Author of the Month: Joyce Wayne
Diaspora Dialogues
February 3, 2014
Tell us about yourself.
My first novel, The Cook’s Temptation, has just been published. It took me about 35 years to make it happen. It wasn’t until five years ago that I actually decided I must do what I always wished to do: be a novelist.
When did you realize you had a passion for writing?
I realized I had a passion for writing when I was nine. That year, I wrote a science fiction Chanukah play for our Sunday school. The teacher liked it and wanted to produce it for our holiday festivities. But the principal thought it wouldn’t be fair to the other children if only one student’s work dominated the event. So it was forgotten and I didn’t write anything again until I was fifteen.
What pieces of writing/authors have had the greatest impact on you?
Looking back, I’d have to say Emily Brontë’s Wuthering Heights. I read it in high school and I never forgot it, never for one day. It’s always somewhere in the back of my mind when I’m writing. The Cook’s Temptation is set in England, near the moors, so Wuthering Heights has been haunting me all these years.

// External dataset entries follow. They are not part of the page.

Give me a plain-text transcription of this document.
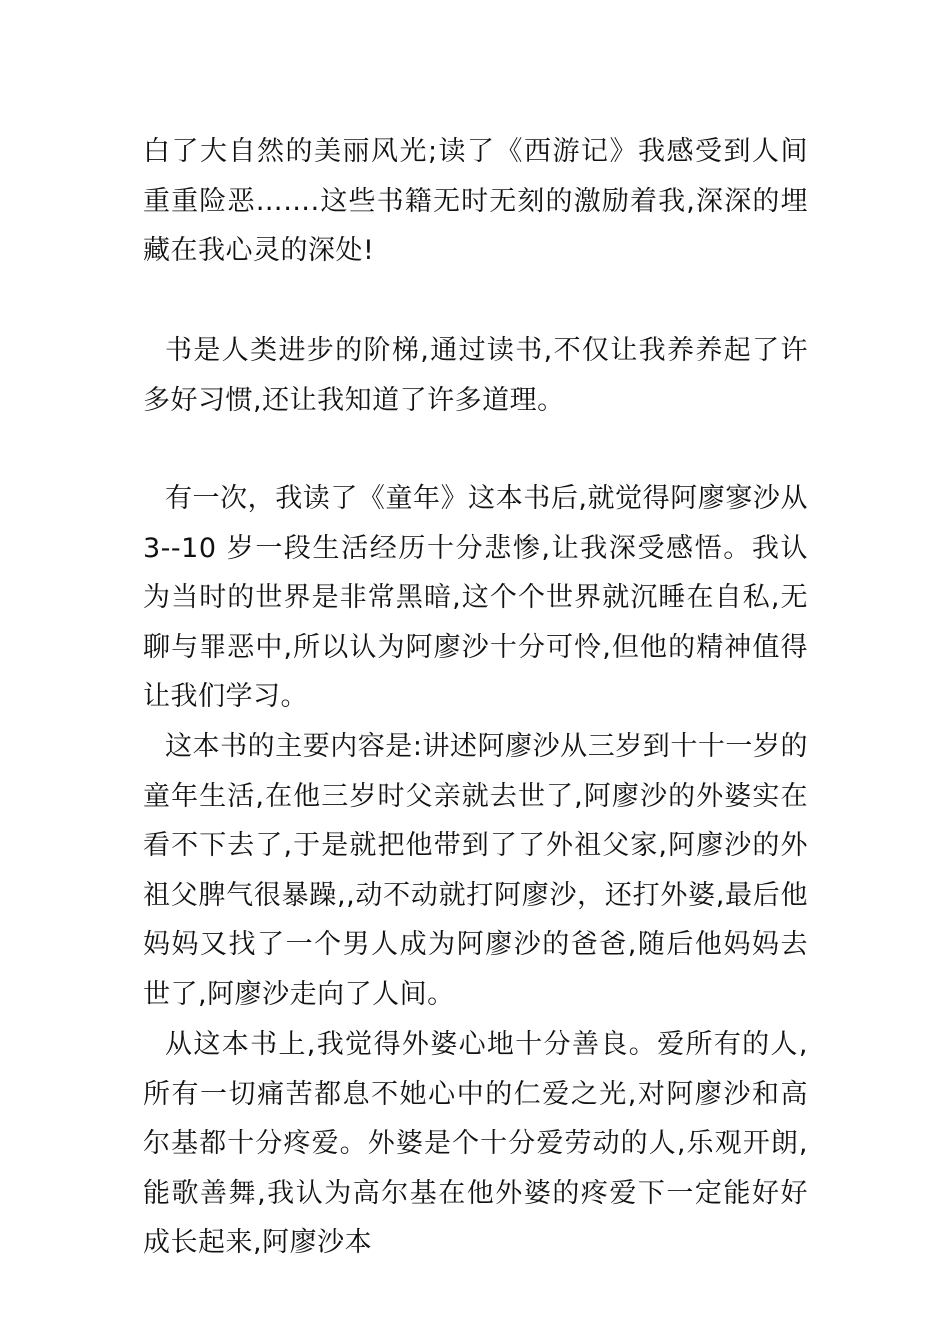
白了大自然的美丽风光;读了《西游记》我感受到人间重重险恶…….这些书籍无时无刻的激励着我,深深的埋藏在我心灵的深处!

书是人类进步的阶梯,通过读书,不仅让我养养起了许多好习惯,还让我知道了许多道理。

有一次，我读了《童年》这本书后,就觉得阿廖寥沙从 3--10 岁一段生活经历十分悲惨,让我深受感悟。我认为当时的世界是非常黑暗,这个个世界就沉睡在自私,无聊与罪恶中,所以认为阿廖沙十分可怜,但他的精神值得让我们学习。

这本书的主要内容是:讲述阿廖沙从三岁到十十一岁的童年生活,在他三岁时父亲就去世了,阿廖沙的外婆实在看不下去了,于是就把他带到了了外祖父家,阿廖沙的外祖父脾气很暴躁,,动不动就打阿廖沙，还打外婆,最后他妈妈又找了一个男人成为阿廖沙的爸爸,随后他妈妈去世了,阿廖沙走向了人间。

从这本书上,我觉得外婆心地十分善良。爱所有的人,所有一切痛苦都息不她心中的仁爱之光,对阿廖沙和高尔基都十分疼爱。外婆是个十分爱劳动的人,乐观开朗,能歌善舞,我认为高尔基在他外婆的疼爱下一定能好好成长起来,阿廖沙本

What has been some of the biggest challenges you’ve faced as a writer?
I’ve always had difficulty finding time to write. In truth, I’m a very engaged person in everyday life—teaching, meeting friends, volunteering, going to movies and theatre—so setting myself apart from everyone and everything has been my biggest challenge. Now that I’m older, it’s easier. Increasingly, I like to stay home, buried in my books.

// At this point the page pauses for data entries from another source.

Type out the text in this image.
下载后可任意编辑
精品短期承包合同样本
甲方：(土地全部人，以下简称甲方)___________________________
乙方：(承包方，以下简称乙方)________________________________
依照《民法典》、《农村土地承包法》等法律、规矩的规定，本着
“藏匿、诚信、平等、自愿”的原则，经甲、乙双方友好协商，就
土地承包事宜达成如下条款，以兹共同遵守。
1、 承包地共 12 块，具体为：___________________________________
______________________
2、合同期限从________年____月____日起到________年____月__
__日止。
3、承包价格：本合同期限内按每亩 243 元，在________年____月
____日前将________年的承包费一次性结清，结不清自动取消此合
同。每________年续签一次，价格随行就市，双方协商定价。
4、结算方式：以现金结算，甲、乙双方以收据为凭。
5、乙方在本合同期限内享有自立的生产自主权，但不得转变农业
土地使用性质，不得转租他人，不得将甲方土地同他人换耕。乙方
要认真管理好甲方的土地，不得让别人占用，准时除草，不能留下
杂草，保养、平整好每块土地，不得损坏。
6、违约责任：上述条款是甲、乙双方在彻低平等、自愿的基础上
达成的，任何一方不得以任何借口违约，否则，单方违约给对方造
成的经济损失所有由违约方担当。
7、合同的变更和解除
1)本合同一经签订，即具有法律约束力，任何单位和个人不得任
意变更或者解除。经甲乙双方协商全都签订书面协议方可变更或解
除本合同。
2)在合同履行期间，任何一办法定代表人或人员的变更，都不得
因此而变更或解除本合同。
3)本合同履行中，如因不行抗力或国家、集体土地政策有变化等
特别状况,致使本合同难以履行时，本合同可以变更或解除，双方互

How have you changed as a writer over the years?
I’m what is now termed a late bloomer. Time was my challenge; that is, getting to a place where I felt free to write. Writing can’t be the last thing you do in your day. Somehow I needed to find the courage to make it the first thing. Now I can convince myself, but it’s taken many years and a multitude of false starts.
These days, I write much shorter sentences. They are tighter and less laden with emotion. I want the drama to emerge from the characters and the plot, not the heaviness of the words themselves.